J’ai intégré avec une semaine de retard une nouvelle classe de CE1 à six ans. Qu’est-ce qui pouvait mal se passer ? Je me serais ennuyée si j’étais allée en CP avec les autres.
C’est là que la question a commencé à se poser souvent : quel métier tu veux faire, quand tu seras grande ?
J’étais un peu embêtée. Je n’y avais jamais vraiment réfléchi, et puis il y avait plein de trucs que j’aimais faire.
J’aimais bien les animaux, alors peut-être vétérinaire, mais en fait non : je les aimais moins que les livres, alors je serais blibli… bibliothécaire. Voilà, ça c’était bien.
J’avais une énorme bibliothèque chez moi et plein de peluches, alors j’avais fait un CDI dans ma chambre, et chaque peluche avait sa fiche de lecteur à son nom, et on se réunissait de temps en temps pour parler des livres qu’ils avaient lus. Ces fiches ont perduré. J’en trouve encore de temps en temps dans mes livres de la bibliothèque rose chez mes parents.
(Fait amusant : à 25 ans, alors que je lui racontait ce jeu, ma psy m’a fait remarquer « Vous étiez très seule, non ? ». Difficile de lui donner tort vu l’exemple que je lui donnais, mais l’imagination me tenait déjà bien compagnie à l’époque.)

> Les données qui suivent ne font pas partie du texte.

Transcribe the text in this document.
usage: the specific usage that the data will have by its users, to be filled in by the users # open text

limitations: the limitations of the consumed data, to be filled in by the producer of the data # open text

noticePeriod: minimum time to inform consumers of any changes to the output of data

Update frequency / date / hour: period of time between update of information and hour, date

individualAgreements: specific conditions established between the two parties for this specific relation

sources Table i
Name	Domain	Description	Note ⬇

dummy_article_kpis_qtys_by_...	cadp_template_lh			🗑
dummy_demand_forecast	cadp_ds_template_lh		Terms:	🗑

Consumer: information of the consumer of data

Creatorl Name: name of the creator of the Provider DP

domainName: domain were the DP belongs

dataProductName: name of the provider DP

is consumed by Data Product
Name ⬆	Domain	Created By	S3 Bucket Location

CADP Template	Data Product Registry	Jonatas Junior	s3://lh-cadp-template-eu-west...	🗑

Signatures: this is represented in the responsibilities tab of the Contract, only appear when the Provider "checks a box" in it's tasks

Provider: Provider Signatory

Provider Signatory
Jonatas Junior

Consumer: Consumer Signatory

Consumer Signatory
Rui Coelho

Et puis franchement, de toute façon, je n’avais pas forcément le temps de réfléchir à ce que j’allais faire plus tard, à l’école. J’étais trop occupée à essayer de trouver ma place dans une classe où tout le monde se connaissait déjà et où l’instituteur ne facilitait pas mon intégration. Pris d’affection pour moi, il s’était mis en tête de m’appeler « Bébé » toute l’année, parce qu’après tout je suis plus jeune alors c’était mignon, non ?
(Il ne pensait pas mal faire. Il ne m’a pas facilité la tâche, mais je ne lui en veux pas.)

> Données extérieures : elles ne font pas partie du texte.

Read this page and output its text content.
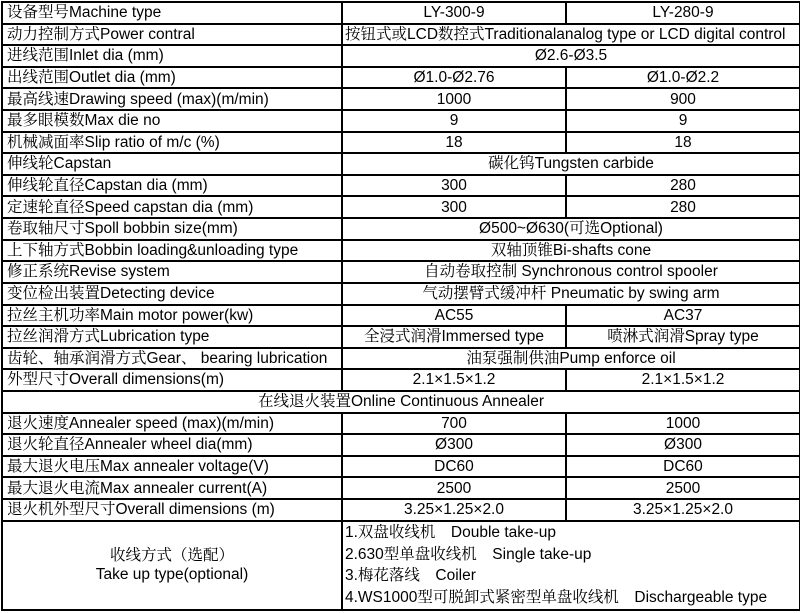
设备型号Machine type	LY-300-9	LY-280-9
动力控制方式Power contral	按钮式或LCD数控式Traditionalanalog type or LCD digital control	
进线范围Inlet dia (mm)	Ø2.6-Ø3.5	
出线范围Outlet dia (mm)	Ø1.0-Ø2.76	Ø1.0-Ø2.2
最高线速Drawing speed (max)(m/min)	1000	900
最多眼模数Max die no	9	9
机械减面率Slip ratio of m/c (%)	18	18
伸线轮Capstan	碳化钨Tungsten carbide	
伸线轮直径Capstan dia (mm)	300	280
定速轮直径Speed capstan dia (mm)	300	280
卷取轴尺寸Spoll bobbin size(mm)	Ø500~Ø630(可选Optional)	
上下轴方式Bobbin loading&unloading type	双轴顶锥Bi-shafts cone	
修正系统Revise system	自动卷取控制 Synchronous control spooler	
变位检出装置Detecting device	气动摆臂式缓冲杆 Pneumatic by swing arm	
拉丝主机功率Main motor power(kw)	AC55	AC37
拉丝润滑方式Lubrication type	全浸式润滑Immersed type	喷淋式润滑Spray type
齿轮、轴承润滑方式Gear、 bearing lubrication	油泵强制供油Pump enforce oil	
外型尺寸Overall dimensions(m)	2.1×1.5×1.2	2.1×1.5×1.2
在线退火装置Online Continuous Annealer		
退火速度Annealer speed (max)(m/min)	700	1000
退火轮直径Annealer wheel dia(mm)	Ø300	Ø300
最大退火电压Max annealer voltage(V)	DC60	DC60
最大退火电流Max annealer current(A)	2500	2500
退火机外型尺寸Overall dimensions (m)	3.25×1.25×2.0	3.25×1.25×2.0

收线方式（选配）
Take up type(optional)

1.双盘收线机　Double take-up
2.630型单盘收线机　Single take-up
3.梅花落线　Coiler
4.WS1000型可脱卸式紧密型单盘收线机　Dischargeable type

A six ans donc, j’ai donc appris à mettre un masque pour m’intégrer et à faire semblant d’être très intéressée par ce que les autres aiment (mais en fait, pas forcément). Autant les cours présentaient peu voire pas de challenge, autant les autres élèves… c’était déjà un boulot à temps plein.
Dans les années qui ont suivi, j’ai réussi à maintenir le masque et à me prendre d’affection pour les gens de ma classe. Ils n’avaient pas trop l’air de comprendre alors moi j’essayais au mieux de les comprendre, et de les aider aussi.
J’ai commencé à piquer des livres d’exercices à ma maman, orthophoniste, pour organiser pendant la récréation des mini-cours de remise à niveau à mes copines en difficulté en cours : j’aimais trop faire passer des dictées.
En parallèle, d’autres de mes copines voulaient jouer à papa et maman, ou aux Spice Girls (ben oui, c’était l’époque). J’arrivais toujours à trouver comment « m’intégrer » : quand elles jouaient les pop stars, je faisais la costumière, l’agent, le présentateur éventuellement. Quand elles jouaient les parents, je me trouvais un coin et je faisais l’animal de compagnie (le hamster ou la souris, le plus souvent. J’ai toujours été rongeur) : pas besoin de parler, et surtout, pendant toute la récréation, je pouvais trouver des moyens d’emménager mon coin en évitant l’aspect affreusement ennuyeux de « papa-maman ».
Finalement, ce que je préférais, c’était quand mon groupe de copines se disputaient et ne « causait plus » à l’une d’elle pendant un temps donné, rarement plus d’une journée : je restais avec elle pour qu’elle ne reste pas seule et à ce moment-là, on pouvait discuter.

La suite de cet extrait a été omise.